Ade, George

Ade, George,

1866–1944, American humorist and dramatist, b. Kentland, Ind., grad. Purdue Univ., 1887. His newspaper sketches and books attracted attention for their racy and slangy idiom and for the humor and shrewdness with which they delineated people of the Midwestern scene. He is best known for Fables in Slang (1899); other volumes include People You Knew (1903) and Hand-made Fables (1920).
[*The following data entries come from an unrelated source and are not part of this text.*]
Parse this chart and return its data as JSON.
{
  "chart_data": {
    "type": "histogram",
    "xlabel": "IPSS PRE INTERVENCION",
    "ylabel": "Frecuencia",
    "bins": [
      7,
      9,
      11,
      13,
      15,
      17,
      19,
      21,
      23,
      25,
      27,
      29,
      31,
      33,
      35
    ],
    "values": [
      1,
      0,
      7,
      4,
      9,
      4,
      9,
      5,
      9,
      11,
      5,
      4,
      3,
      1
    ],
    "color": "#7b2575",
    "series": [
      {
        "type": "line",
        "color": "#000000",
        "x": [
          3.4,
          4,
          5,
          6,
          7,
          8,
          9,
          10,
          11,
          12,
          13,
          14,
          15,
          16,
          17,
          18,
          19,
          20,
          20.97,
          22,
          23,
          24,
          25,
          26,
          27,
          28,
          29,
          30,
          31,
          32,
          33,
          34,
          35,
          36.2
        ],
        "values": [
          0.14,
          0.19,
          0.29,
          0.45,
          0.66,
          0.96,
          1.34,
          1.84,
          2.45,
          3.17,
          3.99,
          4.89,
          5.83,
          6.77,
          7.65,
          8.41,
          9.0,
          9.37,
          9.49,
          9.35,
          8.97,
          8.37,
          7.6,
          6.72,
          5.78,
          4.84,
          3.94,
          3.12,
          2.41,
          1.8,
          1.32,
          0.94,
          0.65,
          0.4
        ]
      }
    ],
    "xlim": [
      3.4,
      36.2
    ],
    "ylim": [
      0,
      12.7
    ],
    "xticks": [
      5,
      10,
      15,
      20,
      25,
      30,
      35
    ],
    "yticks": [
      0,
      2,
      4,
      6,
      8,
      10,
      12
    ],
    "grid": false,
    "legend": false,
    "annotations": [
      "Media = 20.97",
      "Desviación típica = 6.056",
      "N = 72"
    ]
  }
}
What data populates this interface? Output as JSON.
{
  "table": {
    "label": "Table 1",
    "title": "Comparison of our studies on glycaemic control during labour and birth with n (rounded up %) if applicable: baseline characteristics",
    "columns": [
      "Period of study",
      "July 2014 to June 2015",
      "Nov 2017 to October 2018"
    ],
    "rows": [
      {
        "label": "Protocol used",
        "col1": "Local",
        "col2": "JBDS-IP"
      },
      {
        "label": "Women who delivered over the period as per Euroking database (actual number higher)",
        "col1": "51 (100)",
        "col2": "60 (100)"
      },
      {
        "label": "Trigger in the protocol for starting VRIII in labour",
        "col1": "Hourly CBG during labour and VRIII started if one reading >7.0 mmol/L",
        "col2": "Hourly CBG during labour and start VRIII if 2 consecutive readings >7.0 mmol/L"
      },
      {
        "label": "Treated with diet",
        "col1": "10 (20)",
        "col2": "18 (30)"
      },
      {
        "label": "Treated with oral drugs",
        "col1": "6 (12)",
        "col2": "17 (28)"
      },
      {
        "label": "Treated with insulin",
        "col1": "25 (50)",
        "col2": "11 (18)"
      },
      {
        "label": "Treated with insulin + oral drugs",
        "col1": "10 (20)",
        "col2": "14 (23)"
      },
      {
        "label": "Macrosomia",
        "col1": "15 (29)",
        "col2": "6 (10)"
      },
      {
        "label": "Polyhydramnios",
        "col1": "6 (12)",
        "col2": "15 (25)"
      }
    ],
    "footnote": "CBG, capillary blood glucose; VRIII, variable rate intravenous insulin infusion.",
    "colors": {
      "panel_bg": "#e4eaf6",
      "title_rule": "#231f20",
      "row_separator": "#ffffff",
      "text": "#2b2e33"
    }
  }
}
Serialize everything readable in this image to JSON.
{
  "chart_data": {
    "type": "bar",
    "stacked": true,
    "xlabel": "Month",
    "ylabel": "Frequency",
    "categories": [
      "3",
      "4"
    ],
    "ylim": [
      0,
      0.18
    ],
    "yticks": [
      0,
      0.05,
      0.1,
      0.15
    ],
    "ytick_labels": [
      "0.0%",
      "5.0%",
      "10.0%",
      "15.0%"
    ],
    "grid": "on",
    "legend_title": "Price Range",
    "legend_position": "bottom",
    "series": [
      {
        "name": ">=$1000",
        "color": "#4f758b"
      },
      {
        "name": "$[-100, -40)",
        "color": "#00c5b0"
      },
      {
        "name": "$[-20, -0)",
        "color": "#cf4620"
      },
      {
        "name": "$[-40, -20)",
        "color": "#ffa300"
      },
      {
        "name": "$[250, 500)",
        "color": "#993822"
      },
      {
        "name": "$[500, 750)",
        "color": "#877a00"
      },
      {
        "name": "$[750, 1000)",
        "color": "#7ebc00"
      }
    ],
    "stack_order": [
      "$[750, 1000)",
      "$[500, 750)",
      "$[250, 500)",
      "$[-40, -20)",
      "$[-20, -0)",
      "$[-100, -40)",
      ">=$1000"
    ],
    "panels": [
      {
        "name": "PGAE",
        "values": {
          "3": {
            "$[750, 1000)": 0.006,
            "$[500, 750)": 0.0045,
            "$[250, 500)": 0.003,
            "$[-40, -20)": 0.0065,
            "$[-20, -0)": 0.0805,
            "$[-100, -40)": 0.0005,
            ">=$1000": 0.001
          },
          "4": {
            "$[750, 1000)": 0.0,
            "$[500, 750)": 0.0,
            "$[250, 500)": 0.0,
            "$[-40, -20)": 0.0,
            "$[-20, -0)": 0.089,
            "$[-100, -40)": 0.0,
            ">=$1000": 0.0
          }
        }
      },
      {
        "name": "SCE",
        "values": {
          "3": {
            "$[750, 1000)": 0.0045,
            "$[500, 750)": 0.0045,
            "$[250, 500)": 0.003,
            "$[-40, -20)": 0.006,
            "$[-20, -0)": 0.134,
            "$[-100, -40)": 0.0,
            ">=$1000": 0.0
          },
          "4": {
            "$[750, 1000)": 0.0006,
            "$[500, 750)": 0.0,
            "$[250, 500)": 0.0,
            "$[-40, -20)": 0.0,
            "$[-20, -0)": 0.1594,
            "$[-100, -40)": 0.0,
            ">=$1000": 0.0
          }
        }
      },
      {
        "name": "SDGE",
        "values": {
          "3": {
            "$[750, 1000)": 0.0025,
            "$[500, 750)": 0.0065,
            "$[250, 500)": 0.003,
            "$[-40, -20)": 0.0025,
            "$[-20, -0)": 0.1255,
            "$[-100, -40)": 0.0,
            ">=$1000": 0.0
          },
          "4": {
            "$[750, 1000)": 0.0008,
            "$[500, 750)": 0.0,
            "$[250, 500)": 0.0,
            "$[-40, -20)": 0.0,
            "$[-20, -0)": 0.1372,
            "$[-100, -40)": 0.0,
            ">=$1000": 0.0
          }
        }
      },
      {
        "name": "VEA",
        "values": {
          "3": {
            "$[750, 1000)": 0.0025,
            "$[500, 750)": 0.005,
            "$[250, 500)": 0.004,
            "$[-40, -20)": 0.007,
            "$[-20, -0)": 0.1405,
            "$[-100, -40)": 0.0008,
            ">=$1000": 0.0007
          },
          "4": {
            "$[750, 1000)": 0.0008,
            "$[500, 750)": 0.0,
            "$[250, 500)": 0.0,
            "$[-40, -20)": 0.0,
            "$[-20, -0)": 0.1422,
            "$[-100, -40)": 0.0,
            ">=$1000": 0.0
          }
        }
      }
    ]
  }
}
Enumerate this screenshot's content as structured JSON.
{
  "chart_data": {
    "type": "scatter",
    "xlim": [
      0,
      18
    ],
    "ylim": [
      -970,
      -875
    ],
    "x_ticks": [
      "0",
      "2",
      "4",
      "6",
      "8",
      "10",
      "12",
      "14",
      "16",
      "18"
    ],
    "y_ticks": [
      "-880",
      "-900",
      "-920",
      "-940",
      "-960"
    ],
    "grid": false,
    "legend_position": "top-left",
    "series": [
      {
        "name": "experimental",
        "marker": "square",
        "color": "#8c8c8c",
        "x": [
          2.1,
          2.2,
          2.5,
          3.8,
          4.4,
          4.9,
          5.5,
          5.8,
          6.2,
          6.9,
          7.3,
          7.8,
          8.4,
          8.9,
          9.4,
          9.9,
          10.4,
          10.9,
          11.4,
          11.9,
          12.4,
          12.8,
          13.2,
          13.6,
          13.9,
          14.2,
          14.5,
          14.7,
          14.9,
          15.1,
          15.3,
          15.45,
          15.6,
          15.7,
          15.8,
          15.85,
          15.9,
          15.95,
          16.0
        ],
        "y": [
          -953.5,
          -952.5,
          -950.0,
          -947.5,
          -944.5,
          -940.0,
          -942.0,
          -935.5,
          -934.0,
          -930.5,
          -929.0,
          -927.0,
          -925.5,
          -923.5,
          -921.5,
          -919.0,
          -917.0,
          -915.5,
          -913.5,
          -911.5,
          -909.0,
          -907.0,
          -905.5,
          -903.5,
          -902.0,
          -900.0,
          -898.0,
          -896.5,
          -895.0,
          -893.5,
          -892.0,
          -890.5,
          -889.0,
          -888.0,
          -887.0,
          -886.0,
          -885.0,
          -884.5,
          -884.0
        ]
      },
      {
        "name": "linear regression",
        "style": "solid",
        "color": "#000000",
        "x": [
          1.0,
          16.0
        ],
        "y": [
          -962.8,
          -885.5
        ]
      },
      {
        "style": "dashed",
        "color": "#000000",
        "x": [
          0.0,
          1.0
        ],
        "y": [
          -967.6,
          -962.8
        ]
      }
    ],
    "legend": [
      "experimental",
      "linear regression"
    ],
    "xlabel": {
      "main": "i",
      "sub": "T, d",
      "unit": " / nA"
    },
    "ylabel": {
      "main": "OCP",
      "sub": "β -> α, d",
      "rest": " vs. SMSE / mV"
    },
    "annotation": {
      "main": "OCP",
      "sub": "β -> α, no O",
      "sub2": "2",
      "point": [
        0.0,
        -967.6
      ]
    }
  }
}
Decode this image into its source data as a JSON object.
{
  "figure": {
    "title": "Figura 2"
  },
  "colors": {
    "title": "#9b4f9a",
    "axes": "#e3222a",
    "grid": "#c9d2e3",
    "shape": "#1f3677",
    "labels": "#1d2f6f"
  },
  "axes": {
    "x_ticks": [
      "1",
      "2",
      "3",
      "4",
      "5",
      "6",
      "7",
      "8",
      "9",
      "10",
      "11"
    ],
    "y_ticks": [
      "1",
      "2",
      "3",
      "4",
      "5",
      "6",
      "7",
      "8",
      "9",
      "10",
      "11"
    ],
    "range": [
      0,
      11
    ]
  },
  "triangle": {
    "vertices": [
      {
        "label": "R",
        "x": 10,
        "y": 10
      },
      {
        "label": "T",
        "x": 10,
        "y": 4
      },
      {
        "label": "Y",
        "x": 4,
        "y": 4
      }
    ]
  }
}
Ade also wrote several musical comedies and farcical plays, among them The County Chairman (1903) and The College Widow (1904).

Bibliography

See The America of George Ade (selected writings ed. by J. Shepherd, 1961); Letters of George Ade (ed. by T. Tobin, 1973); study by L. Coyle (1964).

Ade, George

(1866–1944) journalist, writer, playwright; born in Kentland, Ind. He was a Chicago newspaperman (1890–1900) whose collected columns, Fables in Slang (1899), became a classic of midwestern vernacular satire. He continued to publish more collections of his "fables," and between 1900–10 he wrote a dozen popular Broadway plays and musicals. Collections of his trademark fables, such as People You Know (1903) and Hand-Made Fables (1920), are the most durable of his voluminous writings. He lived in Indiana after 1904 but traveled widely.